The 6-8 benchmark "The expression a/b can mean different things..." provides a center point for this map, drawing from and contributing to every strand of development. Though it may seem no more than a technical detail about mathematical notation, this benchmark reflects the basic equivalence between fractions, division, and ratios—that they all can be expressed as quotients.

When something is bigger than something else, we can characterize the relationship by how much bigger it is or how many times bigger. (The trick, of course, is to decide when the additive or multiplicative relationship is appropriate.) The fact that a/b implies a special kind of comparison of a to b is critical to this map.
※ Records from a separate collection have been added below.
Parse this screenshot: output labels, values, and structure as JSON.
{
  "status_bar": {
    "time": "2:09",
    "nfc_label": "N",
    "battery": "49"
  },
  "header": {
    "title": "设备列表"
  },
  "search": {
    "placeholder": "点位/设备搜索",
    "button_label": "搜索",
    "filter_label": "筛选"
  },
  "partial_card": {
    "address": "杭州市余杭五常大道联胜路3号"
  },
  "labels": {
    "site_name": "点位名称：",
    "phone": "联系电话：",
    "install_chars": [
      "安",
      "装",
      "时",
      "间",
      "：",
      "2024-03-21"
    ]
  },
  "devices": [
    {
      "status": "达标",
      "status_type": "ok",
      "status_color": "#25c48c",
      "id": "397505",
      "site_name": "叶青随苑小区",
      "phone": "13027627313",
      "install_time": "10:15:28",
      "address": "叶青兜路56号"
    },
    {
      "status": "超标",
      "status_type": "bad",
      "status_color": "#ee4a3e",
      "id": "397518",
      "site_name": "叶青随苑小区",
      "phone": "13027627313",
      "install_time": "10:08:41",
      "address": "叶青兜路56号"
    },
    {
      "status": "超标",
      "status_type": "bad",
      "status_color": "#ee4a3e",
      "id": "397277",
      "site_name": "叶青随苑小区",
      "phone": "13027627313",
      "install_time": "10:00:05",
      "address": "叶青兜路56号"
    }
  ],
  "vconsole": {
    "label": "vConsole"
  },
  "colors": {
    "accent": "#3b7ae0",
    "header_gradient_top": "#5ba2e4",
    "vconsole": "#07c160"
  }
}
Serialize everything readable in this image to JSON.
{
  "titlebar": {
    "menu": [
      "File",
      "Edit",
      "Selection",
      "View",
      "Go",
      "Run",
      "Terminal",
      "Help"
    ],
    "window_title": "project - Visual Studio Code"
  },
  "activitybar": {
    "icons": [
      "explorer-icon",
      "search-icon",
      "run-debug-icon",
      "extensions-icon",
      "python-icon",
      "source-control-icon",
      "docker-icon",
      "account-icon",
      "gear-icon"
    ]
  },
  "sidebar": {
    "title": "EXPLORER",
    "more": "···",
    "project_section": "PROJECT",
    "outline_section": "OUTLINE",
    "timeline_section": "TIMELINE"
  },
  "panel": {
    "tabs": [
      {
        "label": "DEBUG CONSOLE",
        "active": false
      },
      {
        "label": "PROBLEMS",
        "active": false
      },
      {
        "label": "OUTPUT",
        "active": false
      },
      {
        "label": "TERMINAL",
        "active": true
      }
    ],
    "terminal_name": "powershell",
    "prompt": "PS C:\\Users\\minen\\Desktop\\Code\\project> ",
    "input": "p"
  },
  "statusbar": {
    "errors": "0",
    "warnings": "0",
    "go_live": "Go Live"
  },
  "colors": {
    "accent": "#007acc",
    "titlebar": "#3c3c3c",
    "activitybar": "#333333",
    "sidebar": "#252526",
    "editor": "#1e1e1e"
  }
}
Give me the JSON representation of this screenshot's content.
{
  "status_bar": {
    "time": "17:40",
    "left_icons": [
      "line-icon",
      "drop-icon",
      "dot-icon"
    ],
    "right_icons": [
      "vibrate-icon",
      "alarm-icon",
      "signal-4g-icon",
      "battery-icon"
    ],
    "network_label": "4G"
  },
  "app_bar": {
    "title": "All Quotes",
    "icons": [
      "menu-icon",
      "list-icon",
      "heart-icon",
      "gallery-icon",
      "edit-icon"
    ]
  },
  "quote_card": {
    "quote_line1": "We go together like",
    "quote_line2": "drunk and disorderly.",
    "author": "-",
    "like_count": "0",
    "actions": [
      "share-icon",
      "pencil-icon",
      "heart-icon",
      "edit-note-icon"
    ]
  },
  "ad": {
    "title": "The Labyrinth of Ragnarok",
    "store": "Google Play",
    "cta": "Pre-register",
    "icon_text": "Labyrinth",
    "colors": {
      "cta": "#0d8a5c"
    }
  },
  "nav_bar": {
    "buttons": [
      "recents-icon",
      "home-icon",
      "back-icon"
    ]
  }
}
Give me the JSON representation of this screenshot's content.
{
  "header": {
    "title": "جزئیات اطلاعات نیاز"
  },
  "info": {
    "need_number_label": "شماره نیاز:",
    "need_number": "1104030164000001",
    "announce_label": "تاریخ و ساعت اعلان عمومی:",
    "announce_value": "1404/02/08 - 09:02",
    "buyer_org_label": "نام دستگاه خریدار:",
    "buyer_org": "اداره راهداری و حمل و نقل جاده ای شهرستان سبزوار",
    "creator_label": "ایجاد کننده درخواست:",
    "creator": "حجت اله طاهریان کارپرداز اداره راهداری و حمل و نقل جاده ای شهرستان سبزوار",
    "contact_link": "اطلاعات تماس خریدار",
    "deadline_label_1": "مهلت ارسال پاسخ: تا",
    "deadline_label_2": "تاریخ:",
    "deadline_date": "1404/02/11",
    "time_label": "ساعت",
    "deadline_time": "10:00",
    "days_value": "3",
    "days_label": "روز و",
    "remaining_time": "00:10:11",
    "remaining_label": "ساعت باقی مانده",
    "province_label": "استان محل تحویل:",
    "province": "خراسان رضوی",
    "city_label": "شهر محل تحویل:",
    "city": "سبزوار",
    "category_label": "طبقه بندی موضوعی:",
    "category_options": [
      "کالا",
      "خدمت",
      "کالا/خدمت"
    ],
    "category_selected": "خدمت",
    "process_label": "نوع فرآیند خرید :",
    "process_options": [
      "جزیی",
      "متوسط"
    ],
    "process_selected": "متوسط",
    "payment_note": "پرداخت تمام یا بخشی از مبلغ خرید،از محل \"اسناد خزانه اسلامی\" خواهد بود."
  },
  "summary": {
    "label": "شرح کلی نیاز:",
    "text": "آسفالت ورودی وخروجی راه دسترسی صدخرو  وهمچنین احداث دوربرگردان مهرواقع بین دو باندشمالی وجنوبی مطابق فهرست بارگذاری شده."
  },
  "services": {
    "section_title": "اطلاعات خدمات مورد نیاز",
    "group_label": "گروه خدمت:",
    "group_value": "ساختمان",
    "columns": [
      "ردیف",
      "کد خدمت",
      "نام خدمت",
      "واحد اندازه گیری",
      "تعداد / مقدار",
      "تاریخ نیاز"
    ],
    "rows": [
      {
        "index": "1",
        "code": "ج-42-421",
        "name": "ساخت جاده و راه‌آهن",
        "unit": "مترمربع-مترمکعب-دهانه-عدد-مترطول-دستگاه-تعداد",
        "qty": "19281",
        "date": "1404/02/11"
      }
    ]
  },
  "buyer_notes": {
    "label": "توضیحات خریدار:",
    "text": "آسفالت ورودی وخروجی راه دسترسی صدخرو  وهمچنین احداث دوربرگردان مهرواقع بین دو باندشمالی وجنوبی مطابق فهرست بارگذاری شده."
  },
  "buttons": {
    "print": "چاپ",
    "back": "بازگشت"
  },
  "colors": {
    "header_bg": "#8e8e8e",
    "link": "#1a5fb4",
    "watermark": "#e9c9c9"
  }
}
Two benchmarks on this map do not appear in Benchmarks. The K-2 benchmark "An important kind of relationship..." clarifies the importance of thinking about parts and wholes. The 6-8 benchmark "Some interesting relationships..." draws attention to a constant ratio between variables as an alternative to a constant difference (on which students often get stuck), and it also appears on the Describing Change map.

The benchmarks in the computation strand identify skills that contribute to working with ratios, rates, and proportions. Of course, general computation skills would include many more skills than are given here. Benchmarks for other, equally important skills (and the general topic of mathematical operations) can be found in Benchmarks Chapter 12: HABITS OF MIND and will be included in the next edition of Atlas.